120 battiti al minuto - (Robin Campillo, 2017) - Recensione - Con Nahuel Pérez Biscayart, Arnaud Valois, Adèle Haenel, Antoine Reinartz, Félix Maritaud
All'inizio degli anni '90 l'AIDS era una malattia quasi sempre mortale.
Non se ne sapeva molto e, forse anche a causa delle tipologie dei gruppi di persone piu' a rischio e delle modalita' di trasmissione, le azioni di prevenzione messe in atto dai governi erano insufficienti (sempre che oggi siano diventate sufficienti).
Inoltre, c'era il (fondato) dubbio che le case farmaceutiche lavorassero in questo ambito con strategie mirate piu' ai guadagni che non a soluzioni efficaci e veloci di contrasto alla malattia.
Contro tutto questo e per sensibilizzare l'opinione pubblica era nata Act Up, una associazione aperta a tutti coloro che erano interessati all'argomento.
Il film narra di una vicenda (ispirata ad una storia vera) all'interno di Act Up Paris, con i concitati (ma regolamentati in modo ferreo) dibattiti volti soprattutto a individuare azioni che dovevano avere grande impatto mediatico, e per questo spesso "border line" dal punto di vista della legalita'.

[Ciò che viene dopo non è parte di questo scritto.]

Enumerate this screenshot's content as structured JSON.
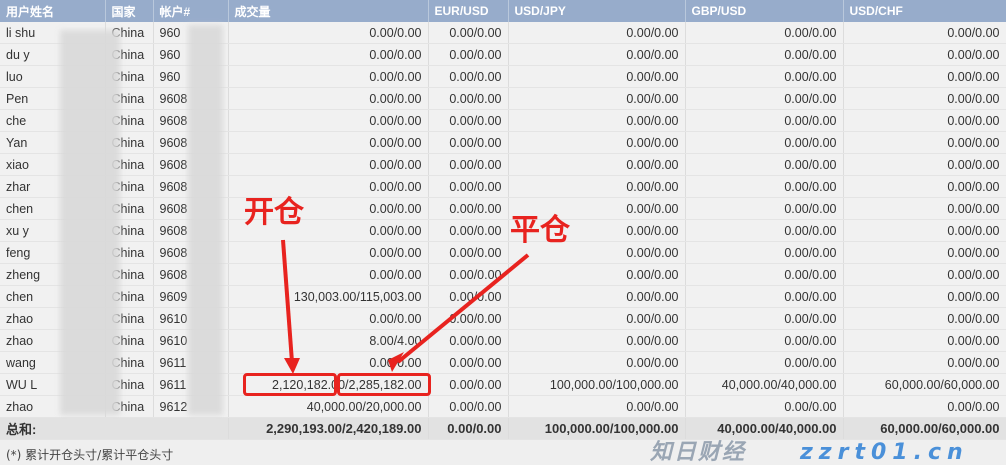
{
  "headers": [
    "用户姓名",
    "国家",
    "帐户#",
    "成交量",
    "EUR/USD",
    "USD/JPY",
    "GBP/USD",
    "USD/CHF"
  ],
  "rows": [
    [
      "li shu",
      "China",
      "960",
      "0.00/0.00",
      "0.00/0.00",
      "0.00/0.00",
      "0.00/0.00",
      "0.00/0.00"
    ],
    [
      "du y",
      "China",
      "960",
      "0.00/0.00",
      "0.00/0.00",
      "0.00/0.00",
      "0.00/0.00",
      "0.00/0.00"
    ],
    [
      "luo",
      "China",
      "960",
      "0.00/0.00",
      "0.00/0.00",
      "0.00/0.00",
      "0.00/0.00",
      "0.00/0.00"
    ],
    [
      "Pen",
      "China",
      "9608",
      "0.00/0.00",
      "0.00/0.00",
      "0.00/0.00",
      "0.00/0.00",
      "0.00/0.00"
    ],
    [
      "che",
      "China",
      "9608",
      "0.00/0.00",
      "0.00/0.00",
      "0.00/0.00",
      "0.00/0.00",
      "0.00/0.00"
    ],
    [
      "Yan",
      "China",
      "9608",
      "0.00/0.00",
      "0.00/0.00",
      "0.00/0.00",
      "0.00/0.00",
      "0.00/0.00"
    ],
    [
      "xiao",
      "China",
      "9608",
      "0.00/0.00",
      "0.00/0.00",
      "0.00/0.00",
      "0.00/0.00",
      "0.00/0.00"
    ],
    [
      "zhar",
      "China",
      "9608",
      "0.00/0.00",
      "0.00/0.00",
      "0.00/0.00",
      "0.00/0.00",
      "0.00/0.00"
    ],
    [
      "chen",
      "China",
      "9608",
      "0.00/0.00",
      "0.00/0.00",
      "0.00/0.00",
      "0.00/0.00",
      "0.00/0.00"
    ],
    [
      "xu y",
      "China",
      "9608",
      "0.00/0.00",
      "0.00/0.00",
      "0.00/0.00",
      "0.00/0.00",
      "0.00/0.00"
    ],
    [
      "feng",
      "China",
      "9608",
      "0.00/0.00",
      "0.00/0.00",
      "0.00/0.00",
      "0.00/0.00",
      "0.00/0.00"
    ],
    [
      "zheng",
      "China",
      "9608",
      "0.00/0.00",
      "0.00/0.00",
      "0.00/0.00",
      "0.00/0.00",
      "0.00/0.00"
    ],
    [
      "chen",
      "China",
      "9609",
      "130,003.00/115,003.00",
      "0.00/0.00",
      "0.00/0.00",
      "0.00/0.00",
      "0.00/0.00"
    ],
    [
      "zhao",
      "China",
      "9610",
      "0.00/0.00",
      "0.00/0.00",
      "0.00/0.00",
      "0.00/0.00",
      "0.00/0.00"
    ],
    [
      "zhao",
      "China",
      "9610",
      "8.00/4.00",
      "0.00/0.00",
      "0.00/0.00",
      "0.00/0.00",
      "0.00/0.00"
    ],
    [
      "wang",
      "China",
      "9611",
      "0.00/0.00",
      "0.00/0.00",
      "0.00/0.00",
      "0.00/0.00",
      "0.00/0.00"
    ],
    [
      "WU L",
      "China",
      "9611",
      "2,120,182.00/2,285,182.00",
      "0.00/0.00",
      "100,000.00/100,000.00",
      "40,000.00/40,000.00",
      "60,000.00/60,000.00"
    ],
    [
      "zhao",
      "China",
      "9612",
      "40,000.00/20,000.00",
      "0.00/0.00",
      "0.00/0.00",
      "0.00/0.00",
      "0.00/0.00"
    ]
  ],
  "total": {
    "label": "总和:",
    "values": [
      "2,290,193.00/2,420,189.00",
      "0.00/0.00",
      "100,000.00/100,000.00",
      "40,000.00/40,000.00",
      "60,000.00/60,000.00"
    ]
  },
  "footnote": "(*) 累计开仓头寸/累计平仓头寸",
  "annotations": {
    "open": "开仓",
    "close": "平仓",
    "color": "#e8231f"
  },
  "watermark": {
    "logo": "知日财经",
    "url": "zzrt01.cn"
  }
}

Dell'associazione facevano parte persone sieropositive e non, gay, lesbiche, tossicodipendenti e anche genitori di ragazzi affetti dalla malattia.

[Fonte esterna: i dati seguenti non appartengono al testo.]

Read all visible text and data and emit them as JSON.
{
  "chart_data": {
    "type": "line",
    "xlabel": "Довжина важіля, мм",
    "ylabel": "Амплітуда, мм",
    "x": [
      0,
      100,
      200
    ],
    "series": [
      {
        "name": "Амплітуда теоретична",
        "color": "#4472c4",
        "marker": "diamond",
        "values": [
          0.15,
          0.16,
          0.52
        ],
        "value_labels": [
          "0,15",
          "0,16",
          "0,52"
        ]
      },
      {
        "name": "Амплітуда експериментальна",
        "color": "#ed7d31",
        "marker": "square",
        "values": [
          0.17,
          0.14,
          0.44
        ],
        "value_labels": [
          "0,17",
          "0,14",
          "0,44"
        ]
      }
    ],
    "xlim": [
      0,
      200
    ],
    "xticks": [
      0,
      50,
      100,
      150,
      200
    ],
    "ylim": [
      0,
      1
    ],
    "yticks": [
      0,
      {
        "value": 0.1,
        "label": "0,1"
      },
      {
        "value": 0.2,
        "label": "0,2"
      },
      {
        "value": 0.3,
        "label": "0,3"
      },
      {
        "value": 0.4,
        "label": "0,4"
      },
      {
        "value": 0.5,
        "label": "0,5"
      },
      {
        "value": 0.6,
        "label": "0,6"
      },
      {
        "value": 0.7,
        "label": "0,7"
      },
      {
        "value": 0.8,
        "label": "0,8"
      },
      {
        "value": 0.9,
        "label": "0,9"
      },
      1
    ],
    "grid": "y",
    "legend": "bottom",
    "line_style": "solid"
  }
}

All'interno di tutto questo, si racconta la storia d'amore di Nathan, gay sieronegativo appena arrivato nell'associazione dopo una esperienza con un compagno affetto dalla patologia, e di Sean, uno dei membri storici...
120 battiti al minuto e' un notevole film scritto e diretto da Robin Campillo.
Il titolo richiama il ritmo delle musiche del tempo, che si sentono in particolare nelle scene girate in discoteche, dalla durata a mio parere un po' eccessiva, inserite forse anche per alleggerire il resto del film, contenente spesso situazioni piuttosto crude e impegnative.
Anche le scene di sesso tra Nathan e Sean sono inusitatamente prolungate, e questo potrebbe quantomeno imbarazzare molti spettatori.
Per il resto, un film meritevole e ben fatto, che per questo ha vinto il Gran Prix speciale della Giuria al festival di Cannes 2017.